I purchased some beef stew meat a few days ago. It looked great, was on sale and met my vision of a warm and hearty fall meal.
My original thought was to use my slow cooker. The only problem with that is that Youke is a counter surfer. Therefore, I can really only safely employ my slow cooker during a time when I’m home all day and able to supervise, er, guard. I am positive it is not in the best interest of my future grumbling stomach to trust Youke in the presence of tantalizing warm and spicy stew scents wafting through the kitchen all day.
I also knew I didn’t really want to make a traditional beef stew, heavy on the starchy gravy and laden with potatoes and carrots.
Thankfully, I didn’t need to spend time pouring over my small accumulation of cookbooks – sorry Betty Crocker – because these days we have The Internet.
I found a recipe – or as my mother liked to call it – a receipt – for Cuban Beef Stew. Yum! This appealed to my taste-buds and love of spice.
Of course I did not look to see if I had all the ingredients on hand. Improvisation is the mother of invention, is it not?
The first substitution was the sherry. Despite a Thanksgiving many years ago that had a very heavy sherry theme, I apparently used it all. Cognac seemed like a good substitution, so that’s what I used.
Let me also mention that I did inherit from my mother a rather intense dislike for measuring. The dogs started sneezing, so I might have been a bit liberal on the cognac.
I also discovered I had no garlic around. This clearly shows that it’s been a while since I last really cooked. No problem though, just was a little more liberal on the onions.
I am famously heavy-handed when it comes to spices. I view those measurements as mere suggestions. Therefore, I added about five times as much cumin as the recipe I found suggested.
Next, I found that I did not have any pimento-stuffed green olives around. No problem, I found I inexplicably had a jar of pimentos. So sans green olives, I added them.
Now, read on at your own risk, as it gets dicey from here.
Turns out the jar of pimentos had an expiration date of 2013 on them. Saw that after I added them in to the stew. No worries, I thought. They smelled fine and the jar had been a bitch to open. They were fine.

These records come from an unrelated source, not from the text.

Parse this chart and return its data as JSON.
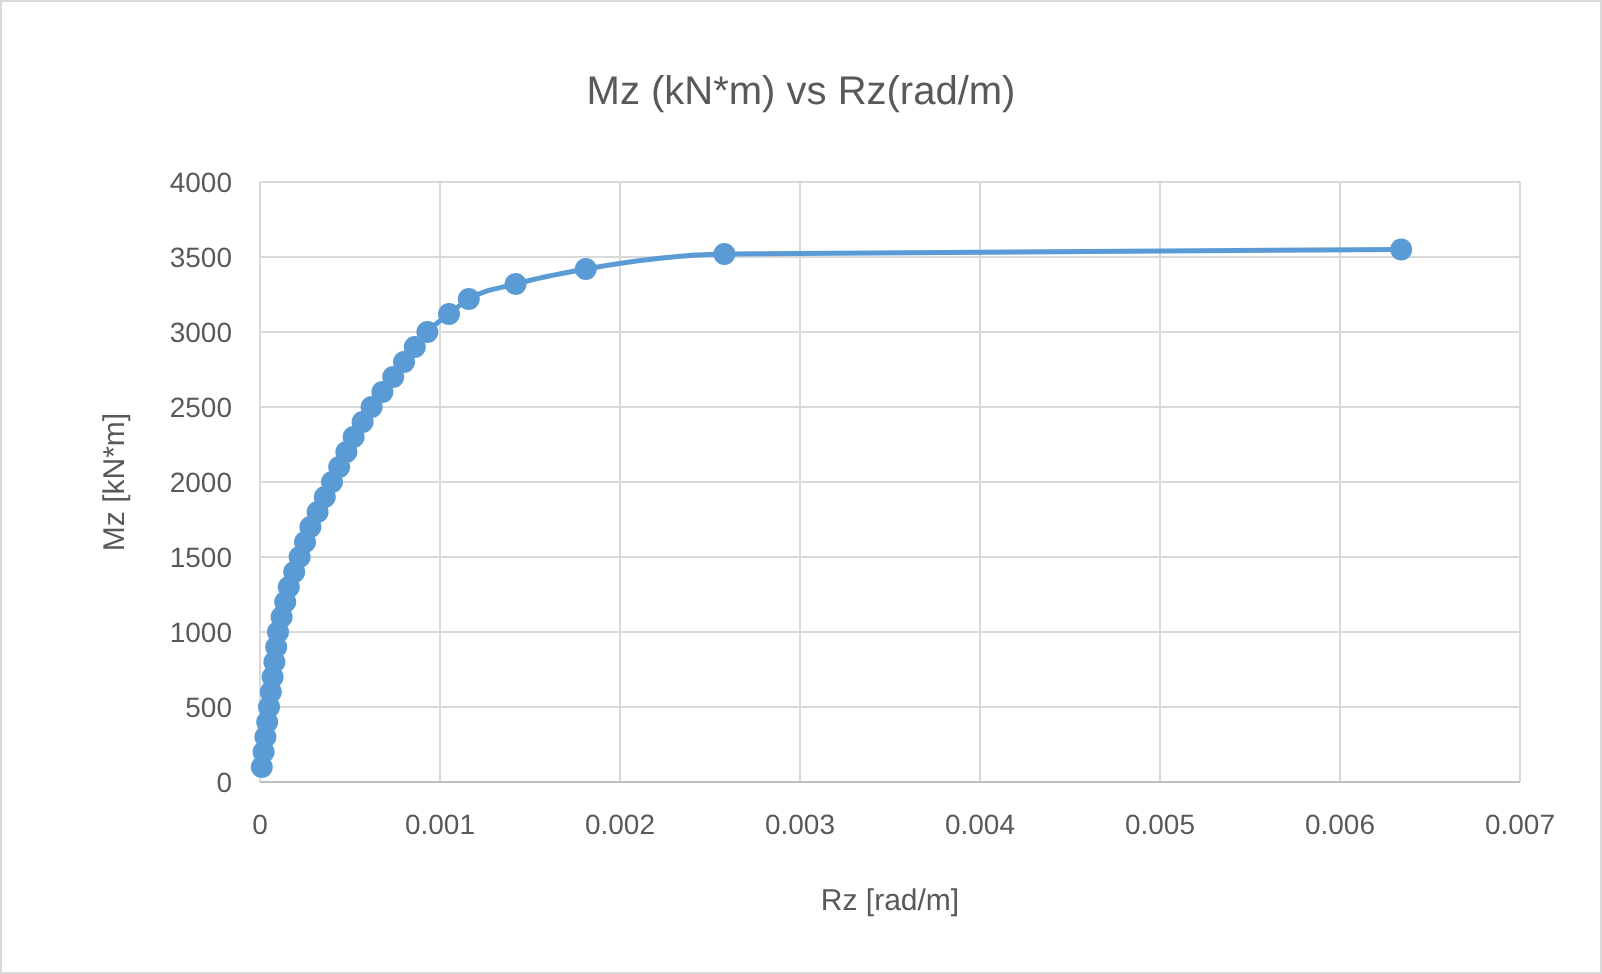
{
  "chart_data": {
    "type": "line",
    "title": "Mz (kN*m) vs Rz(rad/m)",
    "xlabel": "Rz [rad/m]",
    "ylabel": "Mz [kN*m]",
    "xlim": [
      0,
      0.007
    ],
    "xticks": [
      0,
      0.001,
      0.002,
      0.003,
      0.004,
      0.005,
      0.006,
      0.007
    ],
    "ylim": [
      0,
      4000
    ],
    "yticks": [
      0,
      500,
      1000,
      1500,
      2000,
      2500,
      3000,
      3500,
      4000
    ],
    "grid": true,
    "marker": "circle",
    "series": [
      {
        "color": "#5b9bd5",
        "x": [
          1e-05,
          2e-05,
          3e-05,
          4e-05,
          5e-05,
          6e-05,
          7e-05,
          8e-05,
          9e-05,
          0.0001,
          0.00012,
          0.00014,
          0.00016,
          0.00019,
          0.00022,
          0.00025,
          0.00028,
          0.00032,
          0.00036,
          0.0004,
          0.00044,
          0.00048,
          0.00052,
          0.00057,
          0.00062,
          0.00068,
          0.00074,
          0.0008,
          0.00086,
          0.00093,
          0.00105,
          0.00116,
          0.00142,
          0.00181,
          0.00258,
          0.00634
        ],
        "values": [
          100,
          200,
          300,
          400,
          500,
          600,
          700,
          800,
          900,
          1000,
          1100,
          1200,
          1300,
          1400,
          1500,
          1600,
          1700,
          1800,
          1900,
          2000,
          2100,
          2200,
          2300,
          2400,
          2500,
          2600,
          2700,
          2800,
          2900,
          3000,
          3120,
          3220,
          3320,
          3420,
          3520,
          3550
        ]
      }
    ]
  }
}
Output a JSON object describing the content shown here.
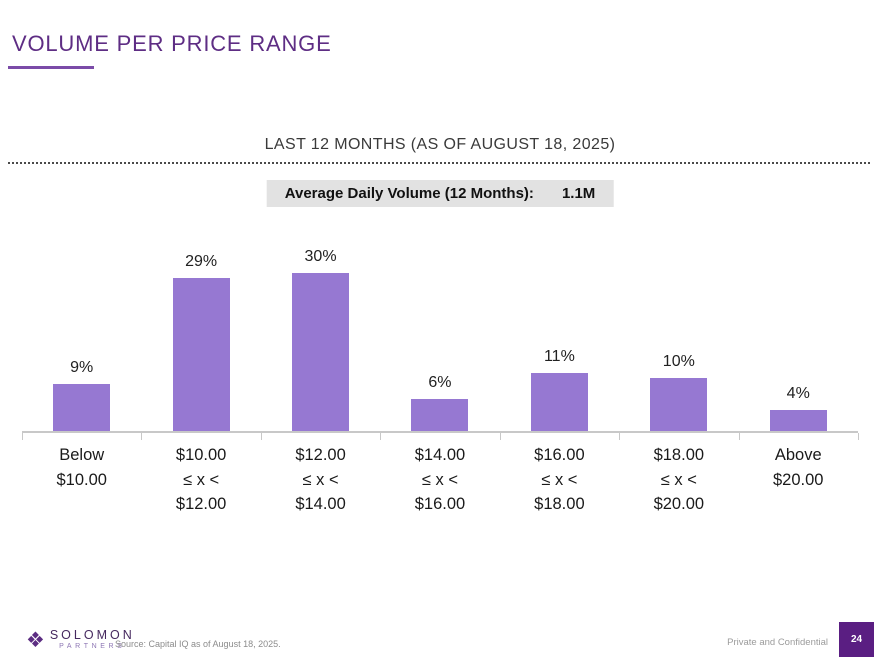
{
  "slide": {
    "title": "VOLUME PER PRICE RANGE",
    "page_number": "24",
    "confidentiality": "Private and Confidential",
    "source_note": "Source: Capital IQ as of August 18, 2025.",
    "logo": {
      "mark_icon": "woven-diamond-icon",
      "line1": "SOLOMON",
      "line2": "PARTNERS"
    },
    "accent_color": "#5e2d84"
  },
  "chart_data": {
    "type": "bar",
    "title": "LAST 12 MONTHS (AS OF AUGUST 18, 2025)",
    "annotation_label": "Average Daily Volume (12 Months):",
    "annotation_value": "1.1M",
    "categories": [
      [
        "Below",
        "$10.00"
      ],
      [
        "$10.00",
        "≤ x <",
        "$12.00"
      ],
      [
        "$12.00",
        "≤ x <",
        "$14.00"
      ],
      [
        "$14.00",
        "≤ x <",
        "$16.00"
      ],
      [
        "$16.00",
        "≤ x <",
        "$18.00"
      ],
      [
        "$18.00",
        "≤ x <",
        "$20.00"
      ],
      [
        "Above",
        "$20.00"
      ]
    ],
    "values": [
      9,
      29,
      30,
      6,
      11,
      10,
      4
    ],
    "value_labels": [
      "9%",
      "29%",
      "30%",
      "6%",
      "11%",
      "10%",
      "4%"
    ],
    "unit": "percent",
    "ylim": [
      0,
      30
    ],
    "grid": false,
    "y_axis_visible": false,
    "data_labels_position": "above-bar",
    "bar_color": "#9678d2",
    "axis_color": "#c8c8c8"
  }
}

The recipe also called for a can of tomato sauce. No problem, that’s a staple and I knew I had some. Except that I couldn’t find any cans of tomato sauce. I found jars of prepared spaghetti sauce and cans of diced tomatoes, but no plain old tomato sauce. This puzzled me as I clearly recalled seeing some recently.
After some digging around in the pantry, I finally found a can of tomato sauce. However, the can looked very sketchy. Quite rusted and the label was very faded. I threw it out and dug a bit further. I found another can of tomato sauce. It too looked old, but the can wasn’t as rusty and the label seemed in better repair. I rinsed the dust off of the can and opened it.
It passed the sniff test.
I threw it into the stew.
As I was about to recycle the can, I looked curiously at the top for the expiration date.
First, let me explain that of course I knew it was past its so-called expiration date. But I also know full well that those are just helpful suggestions.
From The Internet:
Most expiration dates on foods in cans range from 1 to 4 years—but keep the food in a cool, dark place and the cans undented and in good condition, and you can likely safely double that shelf life from 3 to up to 6 years.
Turns out that particular can of tomato sauce was supposed to be “best used by XXXX 2009.” The XXXX part denotes the date in 2009 that was illegible.
Hey, it was just a suggestion, right?
I let Camm and Brady lick the spoon and they seem alright.
My stew is still simmering and for the best flavor it needs to sit a day or so. I guess you’ll know if things didn’t go well if I don’t post any updates for a while. Or ever.